Magie du souvenir, qui a quelque chose de nervalien, et par laquelle, dans une confusion proche du rêve, la réalité imaginée vient se mêler à celle que nous avons vécue. Non pas une fuite, mais une transfiguration de l’amour, dont les lignes se révèleront singulièrement précises.

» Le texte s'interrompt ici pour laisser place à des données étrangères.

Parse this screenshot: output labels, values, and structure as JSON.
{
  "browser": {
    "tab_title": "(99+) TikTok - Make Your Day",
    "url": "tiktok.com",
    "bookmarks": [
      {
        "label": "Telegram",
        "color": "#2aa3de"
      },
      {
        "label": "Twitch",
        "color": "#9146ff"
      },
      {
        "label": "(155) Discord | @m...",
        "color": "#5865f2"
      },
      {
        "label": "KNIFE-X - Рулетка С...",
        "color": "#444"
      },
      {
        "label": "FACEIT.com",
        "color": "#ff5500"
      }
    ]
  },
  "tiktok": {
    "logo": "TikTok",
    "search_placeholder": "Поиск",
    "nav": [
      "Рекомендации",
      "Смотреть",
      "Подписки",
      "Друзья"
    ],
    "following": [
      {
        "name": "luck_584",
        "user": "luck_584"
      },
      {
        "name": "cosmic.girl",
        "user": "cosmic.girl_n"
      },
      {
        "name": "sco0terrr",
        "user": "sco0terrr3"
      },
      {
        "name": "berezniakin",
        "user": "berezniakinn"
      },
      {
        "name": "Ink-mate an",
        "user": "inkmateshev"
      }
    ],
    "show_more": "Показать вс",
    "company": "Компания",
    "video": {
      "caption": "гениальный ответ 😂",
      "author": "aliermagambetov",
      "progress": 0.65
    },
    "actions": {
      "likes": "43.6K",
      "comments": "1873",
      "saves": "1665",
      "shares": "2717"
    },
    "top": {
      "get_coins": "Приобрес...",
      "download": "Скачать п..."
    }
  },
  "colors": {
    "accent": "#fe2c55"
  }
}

Nous allons retrouver des éléments semblables dans l’autre roman, Les inassouvis. Une jeune femme est engagée comme journaliste. Le patron, le vieillard, l’ancêtre, qui deviendra bientôt pour elle Lius, exerce un pouvoir absolu sur son personnel, qui tremble devant lui. Lorsqu’il la convoquera, pour lui faire quelques remarques sur son travail, elle osera l’affronter, le braver presque. Et c’est cela qui va l’attirer, l’amener à l’inviter au restaurant, et, en ces courts trajets, une sorte d’intimité, de complicité va naître. Un autre homme apparaîtra, perdu dans ses récits d’enfance.

Il y a chez Nicole Verschoore une attirance, une sorte de prédilection pour les nuances infinies, pour les variations du sentiment, dans la droite ligne du roman psychologique français, qui va de la Princesse de Clèves à André Gide, en passant par Benjamin Constant. Elle excelle à en rendre les variations, les scrupules de conscience, les brusques revirements. Mais aussi, une remarquable finesse de perception pour saisir le climat, la lumière d’une journée. Cela passe dans le souvenir et devient partie intégrante du récit, bien plus qu’un simple décor. Et son style, pareillement, est net, sans bavures, sans fioritures. Le style même du dépouillement et de l’analyse.